La nuit suivante, je devins très malade ; je commençai à perdre conscience. Puis j’eux un rêve – ou bien le vis-je d’une façon imaginaire ? – je ne sais. Je me vis sur une plaine très blanche pendant une nuit noire ; j’étais couché sur le sol. Je ne pus voir aucune lumière ni à droite ni à gauche, pas de maison, rien. Seulement sortant de terre, par ci par là, de petits êtres spastiques semblables à des vers de terre. Certains d’entre eux prononçaient le mot « café » (kawa en perse) ; ils portaient une très petite lumière, comme des vers luisants. Soudain j’avais l’impression d’avoir une vision de l’univers entier : notre univers est tel où chacun, jusqu’à un certain degré, est un enfant spastique. Chacun se meut selon son propre spasme, qui peut être l’ambition, l’argent, le sexe, n’importe quoi. Chacun est prisonnier de son propre spasme comme cet enfant spastique. Mais il arrive que soudain certains d’entre eux prennent conscience de réalités en dehors d’eux-mêmes et commencent à demander du café pour les autres.

Pour moi, c’était une forme de dialectique qui se développa pendant toute une semaine dans mon inconscient alors que je délirais aux yeux des autres personnes. Il me sembla que tout l’univers était ainsi. Le sens de tout progrès dans le monde était que nous devrions aider toutes ces personnes spastiques autour de nous de façon à devenir capables, à certains moments, de demander du café pour les autres. Ceci dura toute une semaine avec des développements que je ne préciserai pas maintenant. Il y avait une séquence dialectique dans tout ceci.

Je pense maintenant que vous avez raison, quand vous avez dit qu’il y a des personnes qui, à moins de faire une crise, ne sont pas conscientes de tout ceci. Ce sont en effet des personnes spastiques, qui se meuvent seulement de façon quelque peu mécanique, jusqu’au moment où leurs yeux s’ouvrent tout à coup et ils prennent conscience des autres.

Ceci suggère que notre état naturel n’est pas d’être conscient du sens, et que tous nous devons sortir de cet état.

Selon ma propre conception qui est purement individuelle et que je ne peux ni prouver ni réfuter, je pense que l’enfant spastique ne pourrait jamais être capable de songer à du café pour d’autres personnes si cela ne lui était pas donné ou suggéré par quelque chose ou quelqu’un qui lui est transcendant : ce qu’un chrétien appelle la grâce.

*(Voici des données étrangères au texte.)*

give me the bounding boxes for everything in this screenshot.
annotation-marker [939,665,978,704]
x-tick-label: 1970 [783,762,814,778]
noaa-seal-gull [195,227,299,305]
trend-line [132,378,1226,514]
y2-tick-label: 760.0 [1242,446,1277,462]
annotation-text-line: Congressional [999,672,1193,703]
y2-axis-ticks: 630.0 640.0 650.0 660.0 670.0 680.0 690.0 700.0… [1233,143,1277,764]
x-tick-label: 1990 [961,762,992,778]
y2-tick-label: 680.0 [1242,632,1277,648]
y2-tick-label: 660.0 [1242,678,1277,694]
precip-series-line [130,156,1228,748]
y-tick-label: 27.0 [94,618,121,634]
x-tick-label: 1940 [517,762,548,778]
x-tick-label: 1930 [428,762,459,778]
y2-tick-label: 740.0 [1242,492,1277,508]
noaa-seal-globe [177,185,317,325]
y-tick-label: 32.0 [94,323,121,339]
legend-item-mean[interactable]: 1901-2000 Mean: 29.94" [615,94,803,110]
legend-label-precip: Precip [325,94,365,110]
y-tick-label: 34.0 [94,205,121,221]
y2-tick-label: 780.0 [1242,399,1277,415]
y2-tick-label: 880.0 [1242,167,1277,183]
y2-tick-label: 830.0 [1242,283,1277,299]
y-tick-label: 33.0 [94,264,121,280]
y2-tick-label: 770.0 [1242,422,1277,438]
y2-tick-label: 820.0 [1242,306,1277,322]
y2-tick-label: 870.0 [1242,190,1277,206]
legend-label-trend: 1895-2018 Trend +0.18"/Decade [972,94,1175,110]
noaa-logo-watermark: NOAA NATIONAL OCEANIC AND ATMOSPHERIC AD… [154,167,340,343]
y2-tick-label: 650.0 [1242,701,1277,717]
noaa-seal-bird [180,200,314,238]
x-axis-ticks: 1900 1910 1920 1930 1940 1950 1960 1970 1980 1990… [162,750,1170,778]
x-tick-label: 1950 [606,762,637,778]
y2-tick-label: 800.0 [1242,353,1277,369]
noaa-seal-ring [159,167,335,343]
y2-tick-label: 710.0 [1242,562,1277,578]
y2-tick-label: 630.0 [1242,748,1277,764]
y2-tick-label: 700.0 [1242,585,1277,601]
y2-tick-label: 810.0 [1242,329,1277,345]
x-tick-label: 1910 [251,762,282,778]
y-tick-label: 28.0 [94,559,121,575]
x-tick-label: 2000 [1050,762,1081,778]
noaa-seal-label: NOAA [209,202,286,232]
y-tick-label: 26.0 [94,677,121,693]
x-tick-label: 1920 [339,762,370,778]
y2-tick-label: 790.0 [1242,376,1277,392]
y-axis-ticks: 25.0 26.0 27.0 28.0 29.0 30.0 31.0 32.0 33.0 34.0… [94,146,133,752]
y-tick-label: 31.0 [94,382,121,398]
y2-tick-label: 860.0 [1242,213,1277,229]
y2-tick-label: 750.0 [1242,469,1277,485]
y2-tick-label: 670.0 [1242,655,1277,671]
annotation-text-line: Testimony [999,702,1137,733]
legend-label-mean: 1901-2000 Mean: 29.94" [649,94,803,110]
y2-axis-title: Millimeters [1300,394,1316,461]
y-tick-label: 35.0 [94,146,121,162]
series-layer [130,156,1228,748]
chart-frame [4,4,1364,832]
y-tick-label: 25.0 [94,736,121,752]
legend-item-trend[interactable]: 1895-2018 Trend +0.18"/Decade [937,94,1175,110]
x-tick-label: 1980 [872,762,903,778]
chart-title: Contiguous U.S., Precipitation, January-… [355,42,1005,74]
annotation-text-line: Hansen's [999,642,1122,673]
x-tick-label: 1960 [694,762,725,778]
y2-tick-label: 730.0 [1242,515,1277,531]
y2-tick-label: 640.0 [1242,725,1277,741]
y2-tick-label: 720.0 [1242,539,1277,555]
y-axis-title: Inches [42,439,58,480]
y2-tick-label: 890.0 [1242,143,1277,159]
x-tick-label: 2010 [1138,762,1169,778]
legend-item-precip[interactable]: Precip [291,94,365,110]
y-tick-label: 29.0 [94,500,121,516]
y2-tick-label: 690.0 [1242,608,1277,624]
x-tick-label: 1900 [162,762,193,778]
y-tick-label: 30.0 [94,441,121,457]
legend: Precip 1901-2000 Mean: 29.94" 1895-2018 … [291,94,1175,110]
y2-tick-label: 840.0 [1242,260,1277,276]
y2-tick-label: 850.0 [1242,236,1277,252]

Quelles limites mettriez-vous à ce qu’on appelle le transcendant ? Nous avons un grand nombre de personnes parmi nos correspondants qui disent : « Nous avons trouvé un sens, c’est cela notre expérience religieuse. » Nous ne pouvons approcher entièrement cette réalité sans préconceptions, sans certaines valeurs qui nous soient propres. Nous devons demander comment le pouvoir transcendant peut être reconnu, et comment percevoir la bonté ou la malignité des influences de ce genre.

Je ne me posais aucune question à ce sujet : j’en étais venu à cette interprétation du rêve parce que j’avais déjà mes propres convictions religieuses. Celles-ci sont en relation avec une puissance personnelle ou super-personnelle, avec qui je pense avoir eu un contact personnel à certains moments de ma vie – aux moments décisifs de ma vie. J’ai eu dans ma vie tout à fait personnelle et intime, d’abord un sentiment de présence, d’une présence donnée et super personnelle. Ce sentiment demeurait en moi une heure entière de façon très intense, m’envahissant, me faisant pleurer sans la moindre raison, me submergeant complètement. Ceci m’est arrivé aux bords du lac de Galilée, peut être sous l’influence de l’environnement, le paysage et les souvenirs associés au lac de Galilée dans l’Évangile. Mais c’était tellement saisissant que je vis soudainement que l’intention que j’avais eue d’aller à Jérusalem était tout à fait inutile. Ce que j’avais vu et ressenti dépassait tout ce que j’aurais pu faire à Jérusalem. Il ne me restait qu’à retourner immédiatement en Europe et rien d’autre.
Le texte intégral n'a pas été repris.